Comment ne pas être fasciné par ce monde dont on est le voyeur ? À l’époque il choque, montrer ce que tout le monde peut voir n’offre qu’un petit intérêt. On s’attend à un spectacle démesuré, on voit une Diseuse de bonne aventure, des Tricheurs en train d’arnaquer un pauvre bougre (plus tard, il se battra avec des tricheurs), des scènes bibliques centrées sur leur seul aspect humain. Caravage est obsédé par ce qu’il est en train de vivre, pas par les péroraisons des prélats. Il doit trouver un compromis, plaire à ceux qui ont les sous, assouvir sa passion de la vie. Le maniérisme s’évade dans le rêve séducteur, il veut caser son art dans le vrai. Pour cela, il faut flirter avec l’authentique, le dépuceler pour lui faire des enfants. Ses premières peintures sont limpides de lumière, il ne montre encore presque rien.

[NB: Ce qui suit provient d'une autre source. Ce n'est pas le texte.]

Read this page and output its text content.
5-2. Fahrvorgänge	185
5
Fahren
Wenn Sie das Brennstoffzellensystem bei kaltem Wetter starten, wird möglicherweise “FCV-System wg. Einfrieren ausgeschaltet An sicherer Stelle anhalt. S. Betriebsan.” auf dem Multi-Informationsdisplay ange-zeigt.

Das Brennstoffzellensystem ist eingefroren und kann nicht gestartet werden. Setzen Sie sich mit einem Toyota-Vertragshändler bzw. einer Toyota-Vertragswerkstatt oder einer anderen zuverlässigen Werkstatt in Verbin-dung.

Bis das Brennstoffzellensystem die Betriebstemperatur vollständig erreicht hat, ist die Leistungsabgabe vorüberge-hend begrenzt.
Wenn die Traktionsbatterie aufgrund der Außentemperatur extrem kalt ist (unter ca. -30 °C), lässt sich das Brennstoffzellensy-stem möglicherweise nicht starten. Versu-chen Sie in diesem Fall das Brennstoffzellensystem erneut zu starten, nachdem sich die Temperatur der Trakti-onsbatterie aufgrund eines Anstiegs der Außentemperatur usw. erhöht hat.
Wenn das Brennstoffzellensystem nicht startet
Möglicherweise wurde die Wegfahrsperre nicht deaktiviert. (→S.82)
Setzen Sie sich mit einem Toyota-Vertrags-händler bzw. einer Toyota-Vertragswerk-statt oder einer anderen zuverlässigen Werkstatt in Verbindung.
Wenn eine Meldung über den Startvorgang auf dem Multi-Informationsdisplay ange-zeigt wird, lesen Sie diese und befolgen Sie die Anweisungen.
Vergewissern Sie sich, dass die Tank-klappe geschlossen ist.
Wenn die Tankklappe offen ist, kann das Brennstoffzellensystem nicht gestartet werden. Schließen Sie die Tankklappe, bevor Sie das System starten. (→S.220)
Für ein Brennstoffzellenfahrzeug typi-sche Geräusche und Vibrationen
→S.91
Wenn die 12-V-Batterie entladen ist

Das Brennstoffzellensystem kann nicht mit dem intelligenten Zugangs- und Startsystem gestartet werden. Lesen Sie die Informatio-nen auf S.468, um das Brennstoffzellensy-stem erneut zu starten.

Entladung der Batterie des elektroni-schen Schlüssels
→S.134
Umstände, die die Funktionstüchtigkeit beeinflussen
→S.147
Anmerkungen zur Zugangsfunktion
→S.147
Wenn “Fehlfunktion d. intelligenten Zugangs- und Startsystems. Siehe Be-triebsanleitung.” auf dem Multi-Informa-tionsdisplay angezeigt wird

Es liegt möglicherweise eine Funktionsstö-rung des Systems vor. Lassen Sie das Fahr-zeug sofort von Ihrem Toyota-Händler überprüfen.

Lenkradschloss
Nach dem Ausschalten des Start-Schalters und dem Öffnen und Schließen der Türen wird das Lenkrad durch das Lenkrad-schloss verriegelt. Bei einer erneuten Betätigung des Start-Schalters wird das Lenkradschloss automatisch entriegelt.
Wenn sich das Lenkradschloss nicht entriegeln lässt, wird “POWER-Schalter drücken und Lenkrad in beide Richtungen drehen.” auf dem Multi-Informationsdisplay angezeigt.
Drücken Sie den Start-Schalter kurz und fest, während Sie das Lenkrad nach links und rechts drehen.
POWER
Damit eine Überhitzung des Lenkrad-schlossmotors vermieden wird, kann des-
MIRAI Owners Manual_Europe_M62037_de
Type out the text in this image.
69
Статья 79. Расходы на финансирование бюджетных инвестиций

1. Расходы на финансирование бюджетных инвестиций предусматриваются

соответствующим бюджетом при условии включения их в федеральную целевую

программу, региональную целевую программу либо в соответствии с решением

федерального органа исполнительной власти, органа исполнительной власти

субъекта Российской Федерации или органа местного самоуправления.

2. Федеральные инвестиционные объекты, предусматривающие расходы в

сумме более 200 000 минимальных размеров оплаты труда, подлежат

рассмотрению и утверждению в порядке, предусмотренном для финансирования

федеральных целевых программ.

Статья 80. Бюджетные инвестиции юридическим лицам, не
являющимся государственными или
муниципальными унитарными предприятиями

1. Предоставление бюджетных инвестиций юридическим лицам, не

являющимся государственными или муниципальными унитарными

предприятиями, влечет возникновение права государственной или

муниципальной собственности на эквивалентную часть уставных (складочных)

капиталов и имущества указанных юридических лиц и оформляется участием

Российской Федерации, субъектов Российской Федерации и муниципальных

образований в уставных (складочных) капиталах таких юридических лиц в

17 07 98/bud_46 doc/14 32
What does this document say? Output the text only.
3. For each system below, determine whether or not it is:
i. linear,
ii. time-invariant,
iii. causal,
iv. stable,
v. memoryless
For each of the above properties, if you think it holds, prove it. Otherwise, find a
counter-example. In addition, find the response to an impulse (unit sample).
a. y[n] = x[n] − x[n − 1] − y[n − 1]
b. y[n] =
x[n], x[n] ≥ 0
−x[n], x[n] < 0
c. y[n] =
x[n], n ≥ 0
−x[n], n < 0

Équilibre, raffinement, exactitude, puissance, d’immenses noirs se remplissent de détails fulgurants, un trait forcé jusqu’à la dictature, cette peinture géniale vient à point dans un monde qui a besoin de certitudes. Caravage n’invente pas le cinéma, toute la peinture gothique et de la renaissance en est remplie, des scènes qui se suivent pour recréer une action que tous peuvent lire. Il s’agit d’une image linéaire et démonstrative, le peintre introduit une continuité impérieuse, un suspens qui nous laisse pendus à sa lumière. Des personnages enserrés dans des drames adoptant une attitude presque désinvolte comme s’ils ne mesuraient pas la situation qu’ils sont en train de vivre. La vie n’est ni une partie de loisir, ni un espoir, un labeur quotidien, mettre bout à bout les éléments épars de ce qui arrive sans qu’il soit possible d’en saisir les conséquences. Un monde d’incertitude, d’imprévision, d’incompréhension. Caravage n’explique rien, il montre ce qu’il y a à voir de telle sorte qu’on ne voit rien d’autre.Il ne montre pas le spectaculaire, il veut l’ordinaire de l’existence.